Um das andere, das Drama um die Beschäftigung mit der deutschen Vergangenheit zu komplettieren, gab es dann im Großen Haus – einer hübsch verkitschten Kleinstaaterei-Repräsentationsbühne – die Podiumsdiskussion. Zunächst mit vielen Versprechern. Gerade wenn man auf jedes Wort achten will, rutscht man besonders gut aus.

Der Vorsitzende des Erlanger Theater-Fördervereins sagte Giordano Bruno statt Ralph Giordano und murmelte ein „Wie mir das passieren konnte, ist mir schleierhaft“ hinterher. Dietmar N. Schmidt, der Moderator, sagte zunächst gedankenhell: „Es wird hier niemand verbrannt“, und verhedderte sich dann auch, als er von Nazi-Richtern anstatt von Nazi-Dichtern sprach.

Dann beruhigten sich die Gemüter wieder, und irgendwann gelang es den Publizisten Friedrich Dieckmann und Jürgen Busche, sich zu streiten und dabei die Kernfrage des Abends herauszuarbeiten.
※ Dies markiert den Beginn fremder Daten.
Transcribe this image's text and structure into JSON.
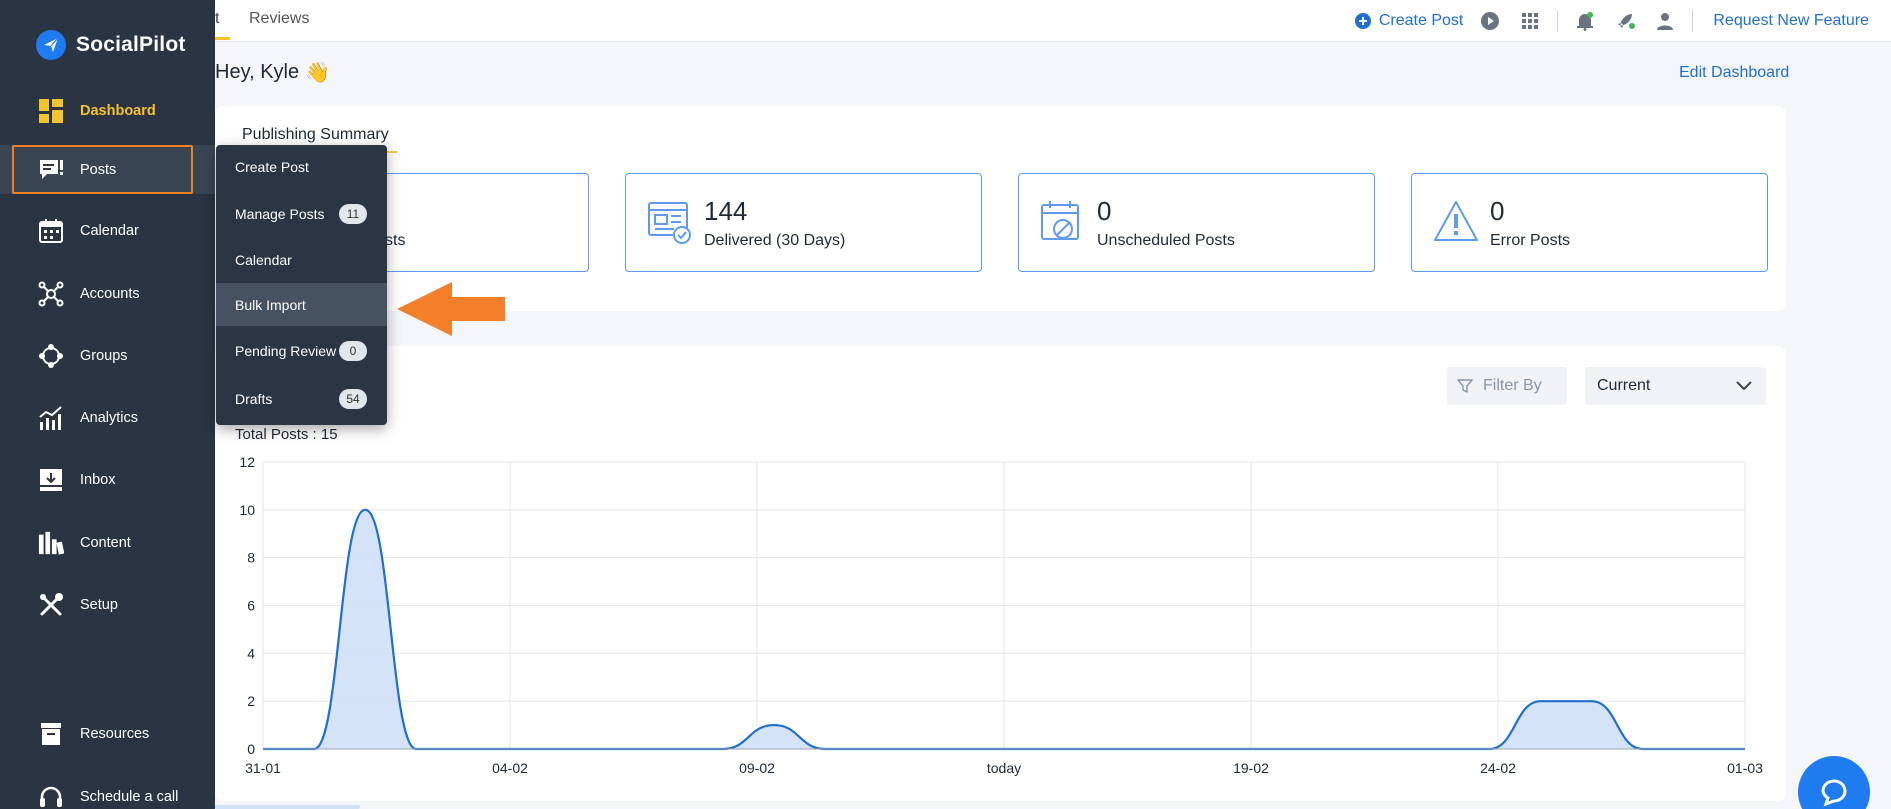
{
  "app": {
    "name": "SocialPilot"
  },
  "sidebar": {
    "items": [
      {
        "label": "Dashboard",
        "icon": "dashboard-icon"
      },
      {
        "label": "Posts",
        "icon": "posts-icon"
      },
      {
        "label": "Calendar",
        "icon": "calendar-icon"
      },
      {
        "label": "Accounts",
        "icon": "accounts-icon"
      },
      {
        "label": "Groups",
        "icon": "groups-icon"
      },
      {
        "label": "Analytics",
        "icon": "analytics-icon"
      },
      {
        "label": "Inbox",
        "icon": "inbox-icon"
      },
      {
        "label": "Content",
        "icon": "content-icon"
      },
      {
        "label": "Setup",
        "icon": "setup-icon"
      }
    ],
    "bottom_items": [
      {
        "label": "Resources",
        "icon": "resources-icon"
      },
      {
        "label": "Schedule a call",
        "icon": "headset-icon"
      }
    ]
  },
  "topbar": {
    "tab_partial": "t",
    "tab_reviews": "Reviews",
    "create_post": "Create Post",
    "request_feature": "Request New Feature"
  },
  "greeting": "Hey, Kyle",
  "greeting_emoji": "👋",
  "edit_dashboard": "Edit Dashboard",
  "summary": {
    "tab": "Publishing Summary",
    "partial_label": "sts",
    "stats": [
      {
        "value": "144",
        "label": "Delivered (30 Days)",
        "icon": "delivered-icon"
      },
      {
        "value": "0",
        "label": "Unscheduled Posts",
        "icon": "unscheduled-icon"
      },
      {
        "value": "0",
        "label": "Error Posts",
        "icon": "warning-icon"
      }
    ]
  },
  "posts_submenu": [
    {
      "label": "Create Post",
      "badge": ""
    },
    {
      "label": "Manage Posts",
      "badge": "11"
    },
    {
      "label": "Calendar",
      "badge": ""
    },
    {
      "label": "Bulk Import",
      "badge": ""
    },
    {
      "label": "Pending Review",
      "badge": "0"
    },
    {
      "label": "Drafts",
      "badge": "54"
    }
  ],
  "chart_controls": {
    "filter_label": "Filter By",
    "period_selected": "Current"
  },
  "total_posts": "Total Posts : 15",
  "colors": {
    "sidebar_bg": "#2a3442",
    "accent_yellow": "#f5c32c",
    "link_blue": "#1f6fd1",
    "highlight_orange": "#f08022",
    "chart_line": "#1f6fd1",
    "chart_fill": "#cfe0f7"
  },
  "chart_data": {
    "type": "area",
    "x_tick_labels": [
      "31-01",
      "04-02",
      "09-02",
      "today",
      "19-02",
      "24-02",
      "01-03"
    ],
    "ylim": [
      0,
      12
    ],
    "y_ticks": [
      0,
      2,
      4,
      6,
      8,
      10,
      12
    ],
    "grid": true,
    "series": [
      {
        "values": [
          [
            0,
            0
          ],
          [
            1,
            0
          ],
          [
            2,
            10
          ],
          [
            3,
            0
          ],
          [
            4,
            0
          ],
          [
            5,
            0
          ],
          [
            6,
            0
          ],
          [
            7,
            0
          ],
          [
            8,
            0
          ],
          [
            9,
            0
          ],
          [
            10,
            1
          ],
          [
            11,
            0
          ],
          [
            12,
            0
          ],
          [
            13,
            0
          ],
          [
            14,
            0
          ],
          [
            15,
            0
          ],
          [
            16,
            0
          ],
          [
            17,
            0
          ],
          [
            18,
            0
          ],
          [
            19,
            0
          ],
          [
            20,
            0
          ],
          [
            21,
            0
          ],
          [
            22,
            0
          ],
          [
            23,
            0
          ],
          [
            24,
            0
          ],
          [
            25,
            2
          ],
          [
            26,
            2
          ],
          [
            27,
            0
          ],
          [
            28,
            0
          ],
          [
            29,
            0
          ]
        ]
      }
    ]
  }
}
Friedrich Dieckmann bezeichnete das Stück selbst als „Schmarrn“, die „sozusagen holzschnittartige Redlichkeit“ der Aufführung habe ihm aber gefallen. Er verstand sie als Versuch einer jungen Theatertruppe, das „Bewusstsein der Großväter zu rekonstruieren“.

Gegen die Rekonstruktionsbehauptung begehrte Jürgen Busche heftig auf. Mit diesem „Kitsch“ von einem Stück könne man das Bewusstsein der Großväter eben gerade nicht rekonstruieren, an die wirkliche Verzweiflung komme man damit nicht ran. Darauf beharrte Dieckmann, gerade das falsche Bewusstsein der damaligen Zeit könne man dem Stück eben doch ansehen. Diese Differenz blieb in der Diskussion einfach stehen.

Dann ging man für sich Fazit ziehend ins Hotel. Immer noch idyllische Mittelstadt. Immer noch Nieselregen. Was der Abend vielleicht gezeigt hat: dass man das Ausschließen dem politischen Diskurs überlassen sollte. Dass es auf dem Feld der Kultur aber interessant ist, hinzugucken, abzuwägen, im Gespräch mit der Vergangenheit zu bleiben. So banal, wie das klingt, ist das womöglich gar nicht. „Es gibt überall solche und solche“, heißt es bei Max Goldt. Noch was Wissenswertes über Erlangen.